Last year was a great year in numerous ways for me. Also because I had the opportunity to see a lot of new products being demoed to me (if you would like to provide me with a demo, read more about how you could pitch me here). However in many demos there were still some poor excuses which were more a showcase of lack of skills than a real excuses. Therefore a small list of three excuses you cannot come up with any more:
Sorry, our people need to be on premise for maintenance
As you might have noticed we the Curiosity has landed on Mars taking many wonderful pictures and doing great research. However did you also know that the engineers of the Curiosity rover did an over the air software update. Of course what Apple did was very interesting with their over the air updates on the iOS devices, however what the NASA did was an update from Earth to Mars, which is pretty impressive. So stop with your excuses that your guys (or girls) have to be on premise to do maintenance.

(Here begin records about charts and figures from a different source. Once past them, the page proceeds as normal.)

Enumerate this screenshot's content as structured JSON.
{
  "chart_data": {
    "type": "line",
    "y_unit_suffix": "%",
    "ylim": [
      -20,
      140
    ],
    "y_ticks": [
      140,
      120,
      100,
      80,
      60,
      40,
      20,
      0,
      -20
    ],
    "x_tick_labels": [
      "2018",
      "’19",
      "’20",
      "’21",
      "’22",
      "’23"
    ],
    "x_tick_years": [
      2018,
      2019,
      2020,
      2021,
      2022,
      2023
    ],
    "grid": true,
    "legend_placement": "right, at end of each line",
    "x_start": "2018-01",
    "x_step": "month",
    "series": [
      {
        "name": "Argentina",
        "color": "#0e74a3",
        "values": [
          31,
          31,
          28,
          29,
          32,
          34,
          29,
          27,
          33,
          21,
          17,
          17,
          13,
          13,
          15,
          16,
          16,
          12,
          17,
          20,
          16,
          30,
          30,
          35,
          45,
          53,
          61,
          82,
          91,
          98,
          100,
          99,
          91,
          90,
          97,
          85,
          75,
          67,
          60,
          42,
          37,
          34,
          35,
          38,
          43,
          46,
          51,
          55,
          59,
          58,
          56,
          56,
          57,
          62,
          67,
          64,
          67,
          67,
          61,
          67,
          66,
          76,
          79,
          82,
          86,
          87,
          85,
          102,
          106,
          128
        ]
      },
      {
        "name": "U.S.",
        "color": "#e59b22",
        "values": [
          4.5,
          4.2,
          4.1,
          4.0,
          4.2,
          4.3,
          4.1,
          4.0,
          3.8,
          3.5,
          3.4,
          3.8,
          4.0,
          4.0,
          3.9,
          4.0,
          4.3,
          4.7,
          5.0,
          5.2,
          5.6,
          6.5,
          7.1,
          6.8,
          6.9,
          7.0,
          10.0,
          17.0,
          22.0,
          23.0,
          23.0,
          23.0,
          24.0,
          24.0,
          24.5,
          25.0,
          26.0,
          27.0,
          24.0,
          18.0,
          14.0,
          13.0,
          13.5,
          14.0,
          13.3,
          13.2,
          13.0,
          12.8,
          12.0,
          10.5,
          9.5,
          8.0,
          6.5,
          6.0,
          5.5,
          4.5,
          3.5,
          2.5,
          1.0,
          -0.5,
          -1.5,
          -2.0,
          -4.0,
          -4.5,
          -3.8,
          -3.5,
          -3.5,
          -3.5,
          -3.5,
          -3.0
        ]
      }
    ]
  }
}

Sorry, we don’t have an internet connection here
Felix Baumgartner was 40km up in the sky before he started his long (and fast fall). Every bit of this of jump was streamed live, in HD! If you can get a decent connection 40km up in the air to stream at least 720p, you must be able to get some kind of connectivity in a more urban area. Prepare yourself and make sure you have a backup (and a backup of the backup) internet connection with you when you have to demo something which requires an internet connection.
Sorry, our live demo doesn’t work
Demos and particularly live demos are still something that is hard for many companies to do right. Most often there are glitches, failures and other unexpected behaviours that leave the one who provides the demo embarrassed. Google has redefined how you can do your demo in a more exciting way? Did you ever do a demo of your product while doing a parachute jump, jumping over buildings with a BMX and abseiling from a huge building? I guess not. And probably you didn’t do it streaming this demo live. Google did and that is the reason you have absolutely no reason to have a failing demo. Since your demo is most likely in a very controlled environment doing just ‘boring’ stuff.
Just stop making excuses and start being excellent. You are not updating software on Mars, jumping out of a capsule on 40km up in the air or demoing your product during skydiving. You are doing simple things, why should it be then so hard to do it right.